SOUTHAMPTON Airport says it has reduced the carbon footprint of its site despite seeing a record number of passengers.

It said it saw a 43 per cent decrease in emissions last year, despite two million passengers travelling through the airport in each of the past two years.

Its figures are for airport operations on the ground, not the environmental impact of the flights themselves. The fall equates to a 10.9 per cent drop in emissions per passenger, according to the airport, which aims to be carbon neutral by 2030.

The airport – which has more than 1,000 staff – saved more than 970 tonnes of carbon dioxide.

Amy Le Vieux, safety, health and environment manager at Southampton Airport, said: “Southampton Airport is committed to reducing our carbon footprint and growing sustainably.

“That’s why every year we work with an independent organisation to produce a carbon footprint report which is shared directly with our stakeholders.

“We actively work on climate change by continuously looking for ways that can further reduce our greenhouse gas emissions throughout our processes and will aim to reach carbon neutrality by 2030.”

More than 90 per cent of the airport’s lighting is LED and it has seen a 6.9 per cent drop in electricity consumption. It was the first UK airport to use LED lighting on aircraft stands and last year it installed 11 electric car charging points at its short stay car park.

Southampton Airport’s engineering department is using the Internet of Things – the field of machinery connected to the web – to monitor the terminal’s environment, pre-empting demand on boilers and chillers.

The airport also sends 65 per cent of its waste – more than 300 tonnes – to recycling. Other waste is diverted from landfill to a local facility where it is burnt to generate electricity.

The remaining ash is recycled and used as an aggregate for processes such as roads’ maintenance.

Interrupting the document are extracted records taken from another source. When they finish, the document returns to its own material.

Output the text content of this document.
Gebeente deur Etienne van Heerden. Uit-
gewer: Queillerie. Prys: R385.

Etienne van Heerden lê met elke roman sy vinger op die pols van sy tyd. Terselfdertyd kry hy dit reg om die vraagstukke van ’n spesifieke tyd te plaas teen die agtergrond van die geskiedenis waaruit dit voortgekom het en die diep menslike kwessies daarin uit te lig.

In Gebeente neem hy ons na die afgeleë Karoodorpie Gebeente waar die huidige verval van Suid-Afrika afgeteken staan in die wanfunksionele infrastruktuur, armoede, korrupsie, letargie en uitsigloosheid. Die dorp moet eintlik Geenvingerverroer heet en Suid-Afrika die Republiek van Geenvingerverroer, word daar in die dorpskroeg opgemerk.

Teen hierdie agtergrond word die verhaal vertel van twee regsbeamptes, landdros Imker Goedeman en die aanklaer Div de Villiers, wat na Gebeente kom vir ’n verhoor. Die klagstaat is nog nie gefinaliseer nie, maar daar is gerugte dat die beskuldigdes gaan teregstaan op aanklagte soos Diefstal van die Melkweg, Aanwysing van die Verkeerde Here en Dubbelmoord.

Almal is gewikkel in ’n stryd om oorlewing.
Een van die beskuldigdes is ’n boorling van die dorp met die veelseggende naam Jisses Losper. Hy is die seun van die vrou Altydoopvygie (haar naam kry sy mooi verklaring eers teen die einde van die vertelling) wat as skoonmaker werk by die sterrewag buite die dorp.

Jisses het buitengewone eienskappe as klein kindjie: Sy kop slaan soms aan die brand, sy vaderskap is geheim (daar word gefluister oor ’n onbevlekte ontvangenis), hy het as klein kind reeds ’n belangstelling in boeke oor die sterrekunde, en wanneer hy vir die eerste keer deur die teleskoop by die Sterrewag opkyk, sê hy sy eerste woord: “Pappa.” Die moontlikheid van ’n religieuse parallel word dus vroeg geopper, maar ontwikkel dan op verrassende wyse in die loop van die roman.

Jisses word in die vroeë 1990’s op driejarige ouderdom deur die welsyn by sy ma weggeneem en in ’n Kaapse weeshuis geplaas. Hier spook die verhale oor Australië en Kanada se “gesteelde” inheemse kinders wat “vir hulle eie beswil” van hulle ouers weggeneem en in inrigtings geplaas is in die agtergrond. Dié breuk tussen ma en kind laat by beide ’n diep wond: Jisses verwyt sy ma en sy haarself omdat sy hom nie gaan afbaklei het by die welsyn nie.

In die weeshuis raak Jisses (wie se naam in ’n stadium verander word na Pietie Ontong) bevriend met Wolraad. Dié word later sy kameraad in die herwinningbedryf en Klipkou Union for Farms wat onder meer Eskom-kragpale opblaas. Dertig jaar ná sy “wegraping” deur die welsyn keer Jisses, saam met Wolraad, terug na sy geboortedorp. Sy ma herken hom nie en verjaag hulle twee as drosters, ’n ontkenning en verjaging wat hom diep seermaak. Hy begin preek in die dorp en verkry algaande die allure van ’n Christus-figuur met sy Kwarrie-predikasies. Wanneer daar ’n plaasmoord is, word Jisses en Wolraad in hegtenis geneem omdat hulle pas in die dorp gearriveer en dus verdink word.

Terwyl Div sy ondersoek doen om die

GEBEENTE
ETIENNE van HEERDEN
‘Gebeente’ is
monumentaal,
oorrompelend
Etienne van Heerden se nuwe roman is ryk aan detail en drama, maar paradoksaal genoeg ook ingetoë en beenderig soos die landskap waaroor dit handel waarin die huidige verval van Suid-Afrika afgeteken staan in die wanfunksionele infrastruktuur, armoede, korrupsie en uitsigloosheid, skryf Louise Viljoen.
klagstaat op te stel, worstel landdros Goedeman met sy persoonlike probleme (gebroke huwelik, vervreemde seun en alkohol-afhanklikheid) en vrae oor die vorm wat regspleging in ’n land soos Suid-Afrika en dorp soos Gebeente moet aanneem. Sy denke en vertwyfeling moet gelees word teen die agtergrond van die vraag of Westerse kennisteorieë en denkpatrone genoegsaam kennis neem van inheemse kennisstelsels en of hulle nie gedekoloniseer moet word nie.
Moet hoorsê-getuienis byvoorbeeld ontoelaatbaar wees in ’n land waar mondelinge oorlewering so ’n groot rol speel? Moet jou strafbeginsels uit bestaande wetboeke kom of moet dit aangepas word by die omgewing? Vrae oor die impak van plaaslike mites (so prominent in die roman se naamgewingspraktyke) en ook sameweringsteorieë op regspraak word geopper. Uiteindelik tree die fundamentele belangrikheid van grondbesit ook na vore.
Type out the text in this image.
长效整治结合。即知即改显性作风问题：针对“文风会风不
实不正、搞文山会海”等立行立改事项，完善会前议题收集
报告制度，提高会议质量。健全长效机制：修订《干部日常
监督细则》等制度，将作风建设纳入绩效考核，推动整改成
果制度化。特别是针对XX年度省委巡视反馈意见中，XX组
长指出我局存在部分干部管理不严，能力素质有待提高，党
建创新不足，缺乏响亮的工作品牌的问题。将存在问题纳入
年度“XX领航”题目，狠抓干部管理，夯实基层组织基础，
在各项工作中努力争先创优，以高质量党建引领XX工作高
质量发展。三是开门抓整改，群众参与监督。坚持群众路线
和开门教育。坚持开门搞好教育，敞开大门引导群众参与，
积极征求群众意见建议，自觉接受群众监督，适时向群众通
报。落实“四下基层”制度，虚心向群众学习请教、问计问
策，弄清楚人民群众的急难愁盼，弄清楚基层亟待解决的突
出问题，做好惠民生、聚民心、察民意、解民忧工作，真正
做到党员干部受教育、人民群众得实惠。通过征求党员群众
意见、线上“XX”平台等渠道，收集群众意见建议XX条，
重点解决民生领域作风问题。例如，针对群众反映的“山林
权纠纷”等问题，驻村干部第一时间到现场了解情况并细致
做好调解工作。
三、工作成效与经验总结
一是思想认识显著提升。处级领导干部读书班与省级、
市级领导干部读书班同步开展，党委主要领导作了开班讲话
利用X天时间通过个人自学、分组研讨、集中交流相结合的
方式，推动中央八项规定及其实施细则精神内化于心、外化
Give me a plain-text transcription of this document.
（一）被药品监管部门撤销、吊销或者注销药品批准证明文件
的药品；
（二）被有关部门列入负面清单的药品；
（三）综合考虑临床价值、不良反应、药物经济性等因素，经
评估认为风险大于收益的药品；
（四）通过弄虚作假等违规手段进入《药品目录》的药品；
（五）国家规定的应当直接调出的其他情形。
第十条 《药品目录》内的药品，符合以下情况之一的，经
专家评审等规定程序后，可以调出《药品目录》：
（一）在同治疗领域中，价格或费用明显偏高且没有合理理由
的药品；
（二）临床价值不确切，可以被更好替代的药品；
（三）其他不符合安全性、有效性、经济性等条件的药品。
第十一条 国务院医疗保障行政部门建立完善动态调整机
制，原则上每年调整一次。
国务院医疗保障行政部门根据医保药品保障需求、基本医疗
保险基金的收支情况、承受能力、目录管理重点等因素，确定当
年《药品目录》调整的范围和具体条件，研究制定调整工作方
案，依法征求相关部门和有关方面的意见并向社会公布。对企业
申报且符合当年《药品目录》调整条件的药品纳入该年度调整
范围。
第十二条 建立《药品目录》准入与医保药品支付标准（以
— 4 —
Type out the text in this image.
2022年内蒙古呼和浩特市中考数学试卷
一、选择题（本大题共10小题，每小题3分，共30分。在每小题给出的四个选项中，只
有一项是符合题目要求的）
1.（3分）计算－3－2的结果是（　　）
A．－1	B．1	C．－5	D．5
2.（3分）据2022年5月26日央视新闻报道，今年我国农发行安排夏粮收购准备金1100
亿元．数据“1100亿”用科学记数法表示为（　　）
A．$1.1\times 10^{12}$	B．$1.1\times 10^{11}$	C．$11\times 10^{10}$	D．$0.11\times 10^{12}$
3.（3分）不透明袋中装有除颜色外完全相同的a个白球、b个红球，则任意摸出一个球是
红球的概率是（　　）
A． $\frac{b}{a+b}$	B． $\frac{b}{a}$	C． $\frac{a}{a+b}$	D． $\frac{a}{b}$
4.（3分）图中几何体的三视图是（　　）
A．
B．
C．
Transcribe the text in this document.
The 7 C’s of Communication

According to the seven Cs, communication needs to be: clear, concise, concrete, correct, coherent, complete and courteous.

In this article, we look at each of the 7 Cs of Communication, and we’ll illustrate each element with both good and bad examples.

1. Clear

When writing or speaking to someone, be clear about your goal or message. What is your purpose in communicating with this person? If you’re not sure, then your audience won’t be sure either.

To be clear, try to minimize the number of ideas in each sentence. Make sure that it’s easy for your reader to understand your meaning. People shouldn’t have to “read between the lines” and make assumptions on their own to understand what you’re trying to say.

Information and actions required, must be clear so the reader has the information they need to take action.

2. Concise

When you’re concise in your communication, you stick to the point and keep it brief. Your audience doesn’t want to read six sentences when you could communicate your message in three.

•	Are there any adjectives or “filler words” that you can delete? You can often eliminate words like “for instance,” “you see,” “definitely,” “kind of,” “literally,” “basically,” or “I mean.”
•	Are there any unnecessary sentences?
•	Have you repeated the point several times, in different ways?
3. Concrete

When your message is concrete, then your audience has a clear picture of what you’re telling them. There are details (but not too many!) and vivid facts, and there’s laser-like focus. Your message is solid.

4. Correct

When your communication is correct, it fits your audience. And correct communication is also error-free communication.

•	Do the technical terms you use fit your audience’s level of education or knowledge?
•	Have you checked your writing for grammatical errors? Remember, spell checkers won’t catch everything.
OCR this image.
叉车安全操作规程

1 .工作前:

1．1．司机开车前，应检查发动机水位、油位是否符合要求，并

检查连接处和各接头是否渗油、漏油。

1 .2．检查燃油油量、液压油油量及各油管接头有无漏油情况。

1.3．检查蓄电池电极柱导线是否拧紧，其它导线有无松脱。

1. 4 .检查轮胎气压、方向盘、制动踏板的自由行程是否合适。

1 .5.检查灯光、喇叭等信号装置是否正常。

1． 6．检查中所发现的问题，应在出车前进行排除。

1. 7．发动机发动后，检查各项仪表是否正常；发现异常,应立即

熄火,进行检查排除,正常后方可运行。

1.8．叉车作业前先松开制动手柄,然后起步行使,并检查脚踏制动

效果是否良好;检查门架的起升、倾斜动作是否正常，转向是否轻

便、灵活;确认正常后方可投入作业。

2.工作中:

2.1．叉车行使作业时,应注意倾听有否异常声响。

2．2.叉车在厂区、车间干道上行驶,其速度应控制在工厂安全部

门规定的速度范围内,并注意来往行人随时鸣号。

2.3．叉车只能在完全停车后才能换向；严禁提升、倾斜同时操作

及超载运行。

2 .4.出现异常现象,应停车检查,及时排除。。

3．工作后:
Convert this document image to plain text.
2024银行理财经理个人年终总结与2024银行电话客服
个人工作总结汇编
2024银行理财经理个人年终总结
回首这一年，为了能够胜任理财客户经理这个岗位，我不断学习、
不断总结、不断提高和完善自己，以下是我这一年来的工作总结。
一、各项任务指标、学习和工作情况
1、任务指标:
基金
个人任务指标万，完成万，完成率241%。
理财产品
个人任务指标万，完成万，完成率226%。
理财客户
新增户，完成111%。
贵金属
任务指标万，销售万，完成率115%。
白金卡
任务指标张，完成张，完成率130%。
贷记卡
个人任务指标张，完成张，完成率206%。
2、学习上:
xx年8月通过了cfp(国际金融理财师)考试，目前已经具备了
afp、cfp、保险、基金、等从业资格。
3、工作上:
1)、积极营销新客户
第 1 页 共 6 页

AbuBakr Bahaj, professor of sustainable energy at Southampton University, said: “This is really excellent progress at reducing emissions but you need to get there by 2030, so what would be the next steps for the two to three years?”

He took issue with an airport statement saying the carbon reduction was “equivalent to flying a plane 210 times around the world”.

“It’s misleading to show figures on the ground that give the impression that you’re reducing the footprint of flights,” he said.